In the Leave movement who seem to have no idea about our inter-dependencies. 

The feeling is that if we are daft enough to have voted to leave, and have not had the wit to change that by now, then we deserve the consequences, and must live with them. And that they will now do too. They have suffered enough abuse. Us leaving is a price worth paying for recovery of their ability to work together in harmony again.

So where there was once tolerance and sympathy there is now only frustration.

Where there was once a desire to see us realise our error there is now little desire to find common ground: that commonality has been destroyed and the memory of so much disruption from the UK has come to the fore.

And when I suggested there might be revocation of Article 50 there was almost a horror expressed that this might simply perpetuate their suffering of UK membership when that could only mean they could not address the more fundamental questions to which we are now only a perpetual obstacle.

I was amongst friends last night. But their friendship for the UK has run out. We are simply a pain now. And they ere entirely sympathetic with their leaders only offering a short deadline extension to a UK prime minister who they revile because of her complete incompetence.

I was asked what I felt would happen now. It was agreed by all that the options were no deal, revocation, May's Deal (about which there was bafflement as to the reasons for rejection) and, maybe, a long delay because the ‘red lines' had been torn up. 

I suggested that there was little chance of agreement on alternative red lines now. I felt a long delay was off the table. Most Tories, at least, are not listening or looking for that.

I think May's deal has no chance. Politically it satisfies no one now.

Revocation does have a chance. It now has the best alternative chance, in my opinion. But much as I would like to believe it I cannot see it happening. 

And that leaves no deal. I said a few weeks ago that I thought this had the highest chance. I would now rank that as high as 90%.

And if it happens it is the end for the UK. This will no longer be a United Kingdom.

There will instead be the demise of a once great nation that will sink to having the status of a minor state on the geographic periphery of Europe, isolated from all its neighbours, left struggling to survive and meet the demands of those who live within it whose expectations will be so sorely mismatched with the reality that they have created.

Whether it will be able to contain the resulting stresses is anyone's guess. It's not hard to imagine turmoil. 

And this is what we are letting May walk us towards because no one will apparently stop her.

And our Opposition appears to be as without a plan as to what to do as May is, a point noted by all I discussed this with, all of whom are astute political observers.

To describe my mood as sombre is to be kind to it.

I never thought I would live through a crisis like this, where the chance of dismemberment and failure of the country in which I have lived throughout my life has become so high that I can almost now sense the ball is rolling and has become unstoppable.
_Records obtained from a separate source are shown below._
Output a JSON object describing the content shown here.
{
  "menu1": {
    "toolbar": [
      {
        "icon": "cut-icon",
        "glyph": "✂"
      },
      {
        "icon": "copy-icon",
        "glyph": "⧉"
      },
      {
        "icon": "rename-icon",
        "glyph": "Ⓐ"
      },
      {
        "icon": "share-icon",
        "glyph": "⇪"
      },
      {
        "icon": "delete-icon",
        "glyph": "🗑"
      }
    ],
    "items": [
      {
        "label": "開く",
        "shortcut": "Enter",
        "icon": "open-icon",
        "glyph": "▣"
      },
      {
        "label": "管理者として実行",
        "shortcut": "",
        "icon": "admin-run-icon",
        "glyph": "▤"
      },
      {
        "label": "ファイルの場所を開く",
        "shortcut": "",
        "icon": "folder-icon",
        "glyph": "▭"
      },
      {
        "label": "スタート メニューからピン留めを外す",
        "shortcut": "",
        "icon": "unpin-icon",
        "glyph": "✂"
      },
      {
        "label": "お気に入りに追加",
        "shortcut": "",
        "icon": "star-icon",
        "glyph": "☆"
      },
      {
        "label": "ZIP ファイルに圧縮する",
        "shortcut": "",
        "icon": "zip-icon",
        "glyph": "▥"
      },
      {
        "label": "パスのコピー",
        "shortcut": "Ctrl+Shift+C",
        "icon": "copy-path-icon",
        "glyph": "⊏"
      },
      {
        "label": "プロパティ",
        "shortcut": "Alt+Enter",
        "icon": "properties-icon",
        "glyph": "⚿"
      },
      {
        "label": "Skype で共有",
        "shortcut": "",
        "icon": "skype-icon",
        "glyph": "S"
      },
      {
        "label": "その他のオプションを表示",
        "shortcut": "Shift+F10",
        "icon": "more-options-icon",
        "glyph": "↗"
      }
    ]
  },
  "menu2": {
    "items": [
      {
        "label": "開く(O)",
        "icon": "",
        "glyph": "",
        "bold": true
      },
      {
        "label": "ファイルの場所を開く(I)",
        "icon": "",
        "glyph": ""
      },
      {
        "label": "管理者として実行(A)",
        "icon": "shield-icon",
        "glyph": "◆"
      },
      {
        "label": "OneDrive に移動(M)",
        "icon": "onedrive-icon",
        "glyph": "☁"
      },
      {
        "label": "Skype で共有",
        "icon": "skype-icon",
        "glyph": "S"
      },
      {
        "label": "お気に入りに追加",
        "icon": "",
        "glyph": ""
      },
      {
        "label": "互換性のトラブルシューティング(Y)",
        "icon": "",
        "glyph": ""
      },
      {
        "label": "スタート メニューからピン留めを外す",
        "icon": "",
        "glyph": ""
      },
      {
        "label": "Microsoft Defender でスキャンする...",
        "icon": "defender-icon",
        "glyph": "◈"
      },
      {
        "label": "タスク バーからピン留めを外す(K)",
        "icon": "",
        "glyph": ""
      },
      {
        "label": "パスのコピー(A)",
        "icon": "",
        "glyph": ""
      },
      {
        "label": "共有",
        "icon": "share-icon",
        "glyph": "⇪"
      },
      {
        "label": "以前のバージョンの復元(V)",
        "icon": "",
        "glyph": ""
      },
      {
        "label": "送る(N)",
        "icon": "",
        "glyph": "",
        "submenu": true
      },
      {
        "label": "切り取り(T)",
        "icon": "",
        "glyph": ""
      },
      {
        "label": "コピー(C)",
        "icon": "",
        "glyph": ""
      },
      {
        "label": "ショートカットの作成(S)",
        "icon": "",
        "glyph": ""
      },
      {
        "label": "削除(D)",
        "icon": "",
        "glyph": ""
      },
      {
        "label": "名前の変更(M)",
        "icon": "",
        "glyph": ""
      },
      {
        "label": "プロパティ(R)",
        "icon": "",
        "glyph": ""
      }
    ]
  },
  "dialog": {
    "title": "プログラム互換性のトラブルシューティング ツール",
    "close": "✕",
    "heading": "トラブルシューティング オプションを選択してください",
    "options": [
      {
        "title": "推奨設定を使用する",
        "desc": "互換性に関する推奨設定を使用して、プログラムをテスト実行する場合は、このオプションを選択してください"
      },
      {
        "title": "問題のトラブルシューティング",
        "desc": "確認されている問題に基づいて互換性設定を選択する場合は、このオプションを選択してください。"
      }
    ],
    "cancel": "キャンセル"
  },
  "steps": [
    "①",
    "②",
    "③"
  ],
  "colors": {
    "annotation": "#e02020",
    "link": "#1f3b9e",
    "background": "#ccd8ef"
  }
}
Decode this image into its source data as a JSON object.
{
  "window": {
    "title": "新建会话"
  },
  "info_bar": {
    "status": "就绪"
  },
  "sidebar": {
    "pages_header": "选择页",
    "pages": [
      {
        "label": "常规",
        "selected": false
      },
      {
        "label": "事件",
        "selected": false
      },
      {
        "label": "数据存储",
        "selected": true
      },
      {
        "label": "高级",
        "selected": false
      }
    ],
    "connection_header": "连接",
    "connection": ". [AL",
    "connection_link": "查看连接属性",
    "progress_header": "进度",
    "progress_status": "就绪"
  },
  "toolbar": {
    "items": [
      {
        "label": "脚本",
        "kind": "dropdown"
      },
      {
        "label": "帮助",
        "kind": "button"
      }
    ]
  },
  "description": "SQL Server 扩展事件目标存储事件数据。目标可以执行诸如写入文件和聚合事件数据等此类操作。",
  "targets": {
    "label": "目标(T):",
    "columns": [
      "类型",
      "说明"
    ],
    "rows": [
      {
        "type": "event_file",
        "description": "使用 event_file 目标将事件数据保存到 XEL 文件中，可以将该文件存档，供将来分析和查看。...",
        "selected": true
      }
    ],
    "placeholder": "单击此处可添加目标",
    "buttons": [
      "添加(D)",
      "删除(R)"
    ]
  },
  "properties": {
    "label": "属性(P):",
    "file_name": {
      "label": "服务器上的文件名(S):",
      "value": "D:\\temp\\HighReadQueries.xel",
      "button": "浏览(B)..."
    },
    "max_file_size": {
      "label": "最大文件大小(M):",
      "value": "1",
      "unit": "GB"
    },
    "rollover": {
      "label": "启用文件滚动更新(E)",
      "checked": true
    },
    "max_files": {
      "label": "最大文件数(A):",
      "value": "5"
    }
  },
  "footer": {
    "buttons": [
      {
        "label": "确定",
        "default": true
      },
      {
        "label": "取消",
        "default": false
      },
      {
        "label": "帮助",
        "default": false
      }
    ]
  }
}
And yet that is the way it is.

I will always live in hope.

But my hope has been reduced now to a desire that this national self destruction might at last be peaceful. That is because it cannot be successful against any known criteria. But let's at least hope that we can tear ourselves apart politically, economically and socially without a greater harm being unleashed. That is a massive hope that it may be unreasonable to have. But that is as good as my hope now gets to be.